Additionally, ONNX models are highly portable and can run on various hardware platforms (such as CPUs, GPUs, FPGAs, and edge devices), offering extensive deployment flexibility.

This means developers are no longer constrained by specific hardware or software environments during deployment.

Introduction to ONNX Runtime Inference Platform

ONNX Runtime is an open-source, high-performance cross-platform library developed by Microsoft, primarily designed for running and accelerating machine learning models in the ONNX format. Currently, leading global companies such as Adobe, AMD, Intel, NVIDIA, and Oracle utilize this platform to enhance the efficiency of AI model development.

Key Features of ONNX Runtime:

Support for Multiple Model Architectures: It accommodates various types of models, including those for computer vision, natural language processing, speech recognition, and machine learning, offering high flexibility for diverse tasks.
Framework Compatibility: ONNX Runtime supports ONNX models exported from multiple deep learning frameworks, such as PyTorch, TensorFlow, scikit-learn, and Apache MXNet, simplifying model deployment and improving portability.
Cross-Platform Support: It runs on multiple operating systems, including Windows, macOS, Linux, as well as cloud, mobile, and IoT devices, ensuring broad deployment flexibility.

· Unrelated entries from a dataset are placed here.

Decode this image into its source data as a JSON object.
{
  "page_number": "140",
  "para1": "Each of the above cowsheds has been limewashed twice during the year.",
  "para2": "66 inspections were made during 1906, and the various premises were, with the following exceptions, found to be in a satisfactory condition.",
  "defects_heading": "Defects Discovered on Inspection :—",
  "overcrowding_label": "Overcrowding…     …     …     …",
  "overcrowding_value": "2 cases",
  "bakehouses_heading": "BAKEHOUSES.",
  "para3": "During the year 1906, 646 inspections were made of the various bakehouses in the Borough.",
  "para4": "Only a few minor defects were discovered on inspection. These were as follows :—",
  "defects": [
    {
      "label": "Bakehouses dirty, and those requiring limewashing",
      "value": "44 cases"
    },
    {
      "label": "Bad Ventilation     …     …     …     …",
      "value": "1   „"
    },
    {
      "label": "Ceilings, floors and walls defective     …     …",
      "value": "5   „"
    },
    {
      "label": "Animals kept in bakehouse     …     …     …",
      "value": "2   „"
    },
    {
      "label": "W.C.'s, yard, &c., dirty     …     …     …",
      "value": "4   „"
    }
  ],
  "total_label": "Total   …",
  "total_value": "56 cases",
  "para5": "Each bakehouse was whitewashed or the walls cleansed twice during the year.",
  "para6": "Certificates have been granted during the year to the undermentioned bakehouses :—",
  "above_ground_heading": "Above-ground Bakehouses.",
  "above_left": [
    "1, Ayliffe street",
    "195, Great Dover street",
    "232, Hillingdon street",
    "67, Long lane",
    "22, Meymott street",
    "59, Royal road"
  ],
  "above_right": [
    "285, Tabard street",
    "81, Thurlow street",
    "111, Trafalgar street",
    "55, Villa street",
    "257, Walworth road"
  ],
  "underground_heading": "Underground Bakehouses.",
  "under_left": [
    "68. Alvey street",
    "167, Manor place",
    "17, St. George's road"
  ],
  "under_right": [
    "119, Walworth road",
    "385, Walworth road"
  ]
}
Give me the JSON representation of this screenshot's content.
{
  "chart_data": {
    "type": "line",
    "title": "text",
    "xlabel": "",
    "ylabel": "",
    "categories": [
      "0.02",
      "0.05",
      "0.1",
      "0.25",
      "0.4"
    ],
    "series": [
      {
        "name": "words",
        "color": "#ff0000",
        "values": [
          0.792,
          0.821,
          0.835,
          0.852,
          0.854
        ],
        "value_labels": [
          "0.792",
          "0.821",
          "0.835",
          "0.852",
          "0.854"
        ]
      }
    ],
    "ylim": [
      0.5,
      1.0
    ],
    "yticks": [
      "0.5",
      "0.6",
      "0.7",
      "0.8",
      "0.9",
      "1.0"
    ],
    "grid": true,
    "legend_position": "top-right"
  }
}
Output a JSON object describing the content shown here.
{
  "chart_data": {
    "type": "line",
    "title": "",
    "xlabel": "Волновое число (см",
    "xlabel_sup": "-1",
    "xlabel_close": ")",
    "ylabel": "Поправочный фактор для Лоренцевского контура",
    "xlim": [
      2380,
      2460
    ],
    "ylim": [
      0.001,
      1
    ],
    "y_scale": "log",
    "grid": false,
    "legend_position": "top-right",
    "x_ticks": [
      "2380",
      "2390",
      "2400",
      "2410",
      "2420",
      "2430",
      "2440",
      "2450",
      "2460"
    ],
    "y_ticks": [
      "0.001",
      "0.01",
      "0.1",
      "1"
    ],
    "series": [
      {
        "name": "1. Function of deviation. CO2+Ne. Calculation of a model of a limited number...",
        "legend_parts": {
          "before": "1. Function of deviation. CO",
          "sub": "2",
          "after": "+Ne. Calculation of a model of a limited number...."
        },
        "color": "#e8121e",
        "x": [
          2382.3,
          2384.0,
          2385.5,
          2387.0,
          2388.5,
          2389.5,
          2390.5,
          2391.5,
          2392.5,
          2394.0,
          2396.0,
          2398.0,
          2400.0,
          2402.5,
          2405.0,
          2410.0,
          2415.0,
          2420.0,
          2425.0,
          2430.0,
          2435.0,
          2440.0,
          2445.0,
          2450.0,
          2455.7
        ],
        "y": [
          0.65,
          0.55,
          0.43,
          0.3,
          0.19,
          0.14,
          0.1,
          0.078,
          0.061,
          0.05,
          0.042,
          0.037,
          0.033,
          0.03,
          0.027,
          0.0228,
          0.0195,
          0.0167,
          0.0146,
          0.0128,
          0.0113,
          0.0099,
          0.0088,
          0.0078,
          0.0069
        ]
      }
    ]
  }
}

Performance Optimization: ONNX Runtime is specifically optimized for different hardware platforms such as CPUs, GPUs, and edge devices to achieve efficient model inference. It supports various hardware accelerators, including NVIDIA TensorRT, Intel's OpenVINO, and DirectML.

Microsoft has stated that there are still 100,000 models on the Hugging Face open-source platform that do not support the ONNX format. They encourage more technical research institutions and open-source projects to join the ONNX community to enhance development efficiency through ONNX Runtime.